Des Guégonnais chefs de chouans

Des Guégonnais chefs de chouans

 

Source : Si Guégon m’était conté, de l’abbé Edouard NIZAN, octobre 1986, p. 55, 56,

 

          Quelques hommes issus de la paroisse (ou commune) de Guégon, près de Josselin, ont voulu eux aussi lutter contre les principes républicains de la Révolution. Parmi eux, on trouve :

 

1) Jean Caté, capitaine, tué par les Bleus, alors qu’il traversait l’Oust, le lundi de Pâques 28 mars 1796. Il venait d’assister à l’Assemblée de Saint-Gobrien (Saint-Servant-sur Oust), comme bon nombre de chouans, dont Louis PICAUD, lieutenant de CATE. La garnison de Josselin était tombée sur eux à l’improviste et les Chouans perdirent une trentaine d’hommes. Louis PICAUD réussit à échapper aux Bleus.

              Jean Caté s’était marié à Trégranteur (Guégon) à Julienne BRULE, le 19 juin 1792. Il laissait une fille, épouse de Jean BOMPAIS en 1818.

 2) Louis PICAUD fit sa soumission en 1799. En premières noces, il avait épousé la veuve de … Jean Caté. Il est l’arrière-grand-père de Mgr PICAUD, évêque de Bayeux.

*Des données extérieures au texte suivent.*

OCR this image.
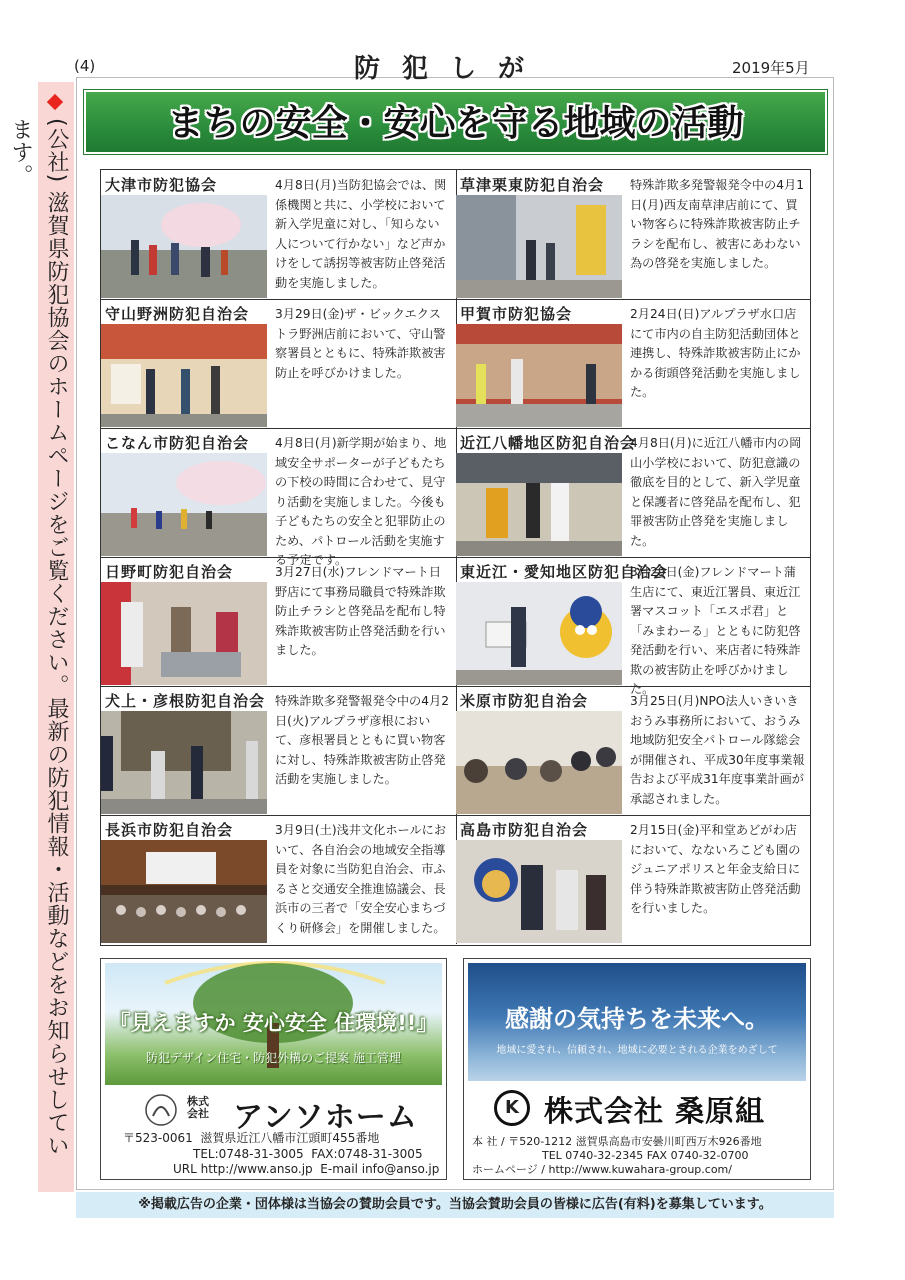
(4)	防犯しが	2019年5月
(公社) 滋賀県防犯協会のホームページをご覧ください。最新の防犯情報・活動などをお知らせしています。	まちの安全・安心を守る地域の活動
大津市防犯協会	4月8日(月)当防犯協会では、関係機関と共に、小学校において新入学児童に対し、「知らない人について行かない」など声かけをして誘拐等被害防止啓発活動を実施しました。
草津栗東防犯自治会	特殊詐欺多発警報発令中の4月1日(月)西友南草津店前にて、買い物客らに特殊詐欺被害防止チラシを配布し、被害にあわない為の啓発を実施しました。
守山野洲防犯自治会	3月29日(金)ザ・ビックエクストラ野洲店前において、守山警察署員とともに、特殊詐欺被害防止を呼びかけました。
甲賀市防犯協会	2月24日(日)アルプラザ水口店にて市内の自主防犯活動団体と連携し、特殊詐欺被害防止にかかる街頭啓発活動を実施しました。
こなん市防犯自治会	4月8日(月)新学期が始まり、地域安全サポーターが子どもたちの下校の時間に合わせて、見守り活動を実施しました。今後も子どもたちの安全と犯罪防止のため、パトロール活動を実施する予定です。
近江八幡地区防犯自治会
4月8日(月)に近江八幡市内の岡山小学校において、防犯意識の徹底を目的として、新入学児童と保護者に啓発品を配布し、犯罪被害防止啓発を実施しました。
日野町防犯自治会	3月27日(水)フレンドマート日野店にて事務局職員で特殊詐欺防止チラシと啓発品を配布し特殊詐欺被害防止啓発活動を行いました。
東近江・愛知地区防犯自治会
3月29日(金)フレンドマート蒲生店にて、東近江署員、東近江署マスコット「エスポ君」と「みまわーる」とともに防犯啓発活動を行い、来店者に特殊詐欺の被害防止を呼びかけました。
犬上・彦根防犯自治会 特殊詐欺多発警報発令中の4月2日(火)アルプラザ彦根において、彦根署員とともに買い物客に対し、特殊詐欺被害防止啓発活動を実施しました。
米原市防犯自治会	3月25日(月)NPO法人いきいきおうみ事務所において、おうみ地域防犯安全パトロール隊総会が開催され、平成30年度事業報告および平成31年度事業計画が承認されました。
長浜市防犯自治会	3月9日(土)浅井文化ホールにおいて、各自治会の地域安全指導員を対象に当防犯自治会、市ふるさと交通安全推進協議会、長浜市の三者で「安全安心まちづくり研修会」を開催しました。
高島市防犯自治会	2月15日(金)平和堂あどがわ店において、なないろこども園のジュニアポリスと年金支給日に伴う特殊詐欺被害防止啓発活動を行いました。
『見えますか 安心安全 住環境!!』
防犯デザイン住宅・防犯外構のご提案 施工管理
株式会社 アンソホーム
〒523-0061 滋賀県近江八幡市江頭町455番地
TEL:0748-31-3005 FAX:0748-31-3005
URL http://www.anso.jp E-mail info@anso.jp
感謝の気持ちを未来へ。
地域に愛され、信頼され、地域に必要とされる企業をめざして
K 株式会社 桑原組
本 社 / 〒520-1212 滋賀県高島市安曇川町西万木926番地
TEL 0740-32-2345 FAX 0740-32-0700
ホームページ / http://www.kuwahara-group.com/
※掲載広告の企業・団体様は当協会の賛助会員です。当協会賛助会員の皆様に広告(有料)を募集しています。
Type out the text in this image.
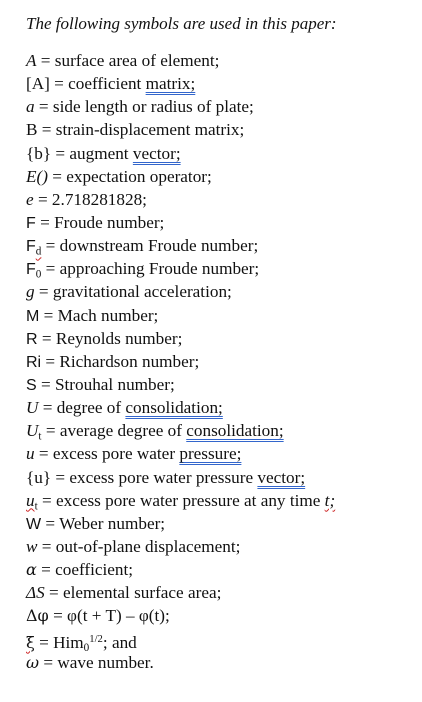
The following symbols are used in this paper:
A = surface area of element;
[A] = coefficient matrix;
a = side length or radius of plate;
B = strain-displacement matrix;
{b} = augment vector;
E() = expectation operator;
e = 2.718281828;
F = Froude number;
$F_d$ = downstream Froude number;
$F_0$ = approaching Froude number;
g = gravitational acceleration;
M = Mach number;
R = Reynolds number;
Ri = Richardson number;
S = Strouhal number;
U = degree of consolidation;
$U_t$ = average degree of consolidation;
u = excess pore water pressure;
{u} = excess pore water pressure vector;
$u_t$ = excess pore water pressure at any time t;
W = Weber number;
w = out-of-plane displacement;
α = coefficient;
ΔS = elemental surface area;
Δφ = φ(t + T) – φ(t);
ξ = Him$_0^{1/2}$; and
ω = wave number.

 3) François MICHEL, né à la Ville Bourgou, en 1769, fils de Jacques MICHEL et de Michelle LE FLOCH, fit des études pour rentrer au séminaire, mais la Révolution va en faire un chouan redouté. Il devint même chef de bataillon dans l’armée chouanne du fameux Pierre GUILLEMOT.

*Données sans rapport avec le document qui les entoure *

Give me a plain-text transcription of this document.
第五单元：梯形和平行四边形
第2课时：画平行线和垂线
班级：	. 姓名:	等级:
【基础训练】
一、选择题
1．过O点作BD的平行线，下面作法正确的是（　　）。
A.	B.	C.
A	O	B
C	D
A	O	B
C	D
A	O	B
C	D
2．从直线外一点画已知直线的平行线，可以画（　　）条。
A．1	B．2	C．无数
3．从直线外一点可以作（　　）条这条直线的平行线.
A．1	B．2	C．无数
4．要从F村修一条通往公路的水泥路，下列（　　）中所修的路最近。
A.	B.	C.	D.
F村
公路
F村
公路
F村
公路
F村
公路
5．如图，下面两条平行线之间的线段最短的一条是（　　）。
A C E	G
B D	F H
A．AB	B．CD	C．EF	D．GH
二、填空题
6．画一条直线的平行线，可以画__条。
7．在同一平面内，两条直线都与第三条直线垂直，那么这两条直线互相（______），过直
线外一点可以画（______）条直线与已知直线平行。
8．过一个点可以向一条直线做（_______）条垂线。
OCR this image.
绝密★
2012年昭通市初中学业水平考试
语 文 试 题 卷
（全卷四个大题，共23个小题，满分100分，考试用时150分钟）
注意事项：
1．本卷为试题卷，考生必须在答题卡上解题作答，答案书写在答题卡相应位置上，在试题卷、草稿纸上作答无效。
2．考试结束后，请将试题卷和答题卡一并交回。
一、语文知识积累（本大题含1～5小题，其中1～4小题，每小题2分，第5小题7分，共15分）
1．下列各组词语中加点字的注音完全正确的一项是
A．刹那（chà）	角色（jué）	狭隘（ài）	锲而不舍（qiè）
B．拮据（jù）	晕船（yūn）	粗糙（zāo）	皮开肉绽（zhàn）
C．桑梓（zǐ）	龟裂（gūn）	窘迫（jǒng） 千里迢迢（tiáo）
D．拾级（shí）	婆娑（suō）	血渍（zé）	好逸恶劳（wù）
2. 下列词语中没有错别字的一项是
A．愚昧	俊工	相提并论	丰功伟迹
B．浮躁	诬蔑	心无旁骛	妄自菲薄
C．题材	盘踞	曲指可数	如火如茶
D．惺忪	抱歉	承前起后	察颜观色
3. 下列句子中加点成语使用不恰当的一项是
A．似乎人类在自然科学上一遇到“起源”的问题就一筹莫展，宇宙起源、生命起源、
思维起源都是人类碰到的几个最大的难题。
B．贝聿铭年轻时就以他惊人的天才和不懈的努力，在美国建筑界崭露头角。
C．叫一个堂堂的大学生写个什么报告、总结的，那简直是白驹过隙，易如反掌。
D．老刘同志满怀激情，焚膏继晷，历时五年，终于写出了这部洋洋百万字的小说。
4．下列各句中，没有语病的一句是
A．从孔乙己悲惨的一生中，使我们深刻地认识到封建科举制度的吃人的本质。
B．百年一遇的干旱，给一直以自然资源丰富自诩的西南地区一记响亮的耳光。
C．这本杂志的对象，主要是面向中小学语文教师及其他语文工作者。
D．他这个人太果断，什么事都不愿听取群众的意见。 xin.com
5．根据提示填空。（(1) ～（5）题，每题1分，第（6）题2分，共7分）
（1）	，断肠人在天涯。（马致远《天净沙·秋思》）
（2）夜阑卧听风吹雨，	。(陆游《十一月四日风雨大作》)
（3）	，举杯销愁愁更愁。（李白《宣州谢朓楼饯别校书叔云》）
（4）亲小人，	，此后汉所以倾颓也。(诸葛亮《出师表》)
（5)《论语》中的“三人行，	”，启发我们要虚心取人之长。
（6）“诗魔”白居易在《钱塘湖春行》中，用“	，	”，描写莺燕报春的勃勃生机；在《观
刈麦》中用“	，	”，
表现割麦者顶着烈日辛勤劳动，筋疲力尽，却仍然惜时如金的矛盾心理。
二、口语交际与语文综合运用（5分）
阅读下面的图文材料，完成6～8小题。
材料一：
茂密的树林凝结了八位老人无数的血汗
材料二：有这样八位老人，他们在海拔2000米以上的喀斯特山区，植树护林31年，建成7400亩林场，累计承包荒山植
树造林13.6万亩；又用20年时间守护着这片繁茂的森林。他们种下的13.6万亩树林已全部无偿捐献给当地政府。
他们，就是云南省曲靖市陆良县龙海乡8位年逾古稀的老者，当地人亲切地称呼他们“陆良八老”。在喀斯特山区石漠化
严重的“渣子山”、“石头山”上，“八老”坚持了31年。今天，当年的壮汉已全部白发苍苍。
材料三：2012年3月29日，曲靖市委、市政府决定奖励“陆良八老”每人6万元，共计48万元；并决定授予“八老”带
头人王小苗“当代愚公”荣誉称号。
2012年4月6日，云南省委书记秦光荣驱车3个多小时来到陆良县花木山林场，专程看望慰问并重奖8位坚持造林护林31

           Le 8 juillet 1801, MICHEL fait partie de la bande qui arrête à Coët-Méan (en Guégon) trois Josselinais, dont Julien LE BLAY, qui, chose curieuse, est relâché à Lantillac.

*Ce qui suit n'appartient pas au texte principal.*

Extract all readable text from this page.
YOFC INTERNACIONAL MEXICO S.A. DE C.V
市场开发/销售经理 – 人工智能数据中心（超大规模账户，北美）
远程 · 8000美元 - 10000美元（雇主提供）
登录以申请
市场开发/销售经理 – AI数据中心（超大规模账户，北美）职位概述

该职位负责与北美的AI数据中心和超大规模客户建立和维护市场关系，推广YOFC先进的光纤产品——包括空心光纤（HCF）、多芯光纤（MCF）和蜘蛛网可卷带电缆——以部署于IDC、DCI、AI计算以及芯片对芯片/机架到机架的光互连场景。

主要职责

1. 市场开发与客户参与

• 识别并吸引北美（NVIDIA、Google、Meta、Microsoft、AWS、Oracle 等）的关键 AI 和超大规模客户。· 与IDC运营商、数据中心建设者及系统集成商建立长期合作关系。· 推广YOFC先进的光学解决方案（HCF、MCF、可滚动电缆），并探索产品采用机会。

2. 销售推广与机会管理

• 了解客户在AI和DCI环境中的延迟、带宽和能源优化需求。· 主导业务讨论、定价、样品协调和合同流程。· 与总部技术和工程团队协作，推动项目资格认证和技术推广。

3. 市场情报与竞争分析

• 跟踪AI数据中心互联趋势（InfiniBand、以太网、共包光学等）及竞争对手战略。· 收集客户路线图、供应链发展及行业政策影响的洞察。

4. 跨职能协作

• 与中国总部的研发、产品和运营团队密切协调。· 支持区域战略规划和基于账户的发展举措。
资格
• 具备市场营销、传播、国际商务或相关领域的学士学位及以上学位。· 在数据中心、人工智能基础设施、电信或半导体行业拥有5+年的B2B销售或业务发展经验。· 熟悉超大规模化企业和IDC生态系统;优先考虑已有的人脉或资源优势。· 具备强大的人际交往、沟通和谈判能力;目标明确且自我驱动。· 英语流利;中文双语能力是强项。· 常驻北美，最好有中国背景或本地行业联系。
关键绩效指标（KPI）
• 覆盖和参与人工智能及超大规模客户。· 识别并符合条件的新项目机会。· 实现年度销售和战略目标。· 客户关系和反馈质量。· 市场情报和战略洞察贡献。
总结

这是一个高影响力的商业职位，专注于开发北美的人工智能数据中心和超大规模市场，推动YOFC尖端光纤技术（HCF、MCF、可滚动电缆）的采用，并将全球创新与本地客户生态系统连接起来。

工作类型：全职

          Le 16 septembre 1801, jour de foire à Josselin, MICHEL et ses amis se saisissent, près de Mi-Voie, de deux commerçants de Ploërmel et de leurs marchandises. Les deux hommes, qui étaient des acquéreurs de biens nationaux, ne sont relâchés que moyennant rançon de 3 000 Francs pour l’un, et de 4 800 Francs pour l’autre. Quant aux marchandises, MICHEL et sa bande les transportent jusqu’à Saint-Jean-Brévelay, où Pierre GUILLEMOT les cache en lieu sûr.

         Dans la nuit du 29 au 30 décembre de la même année, MICHEL fut blessé par les Bleus du côté du village de Cadoudal en Plumelec, mais parvint à leur échapper en traversant la Claie à la nage, malgré sa blessure et le grand froid.

Plus tard, MICHEL passe en Angleterre avec d’autres Chouans et meurt à Guernesey en 1805.

4) Julien PASSAVANT, du village du Bot. Recherché depuis longtemps, n’ayant pas voulu passer en Angleterre, car il a femme et enfant, et ne trouvant plus facilement de cachette depuis que la Chouannerie se meurt après 1801, il s’en va à Lorient, où il a des parents.

              Mais la police est à ses trousses et donne son signalement le 11 août 1803 :

            « Passavant , natif de Guégon, âgé de 23-24 ans, taille moyenne, d’environ 5 pieds et 3 à 4 pouces, cheveux châtains clairs, sourcils blonds, barbe naissante, front haut, yeus bleus, nez ordinaire. Sa femme est petite, avec une figure ronde, et elle a avec elle un enfant de 10 mois. Tâchez d’arrêter ce coquin, et prenez garde qu’il ne s’échappe, car il est bien leste. »

              Cinq jours plus tard, PASSAVANT est arrêté. Jugé et condamné, il est guillotiné à Vannes, le 24 décembre 1803.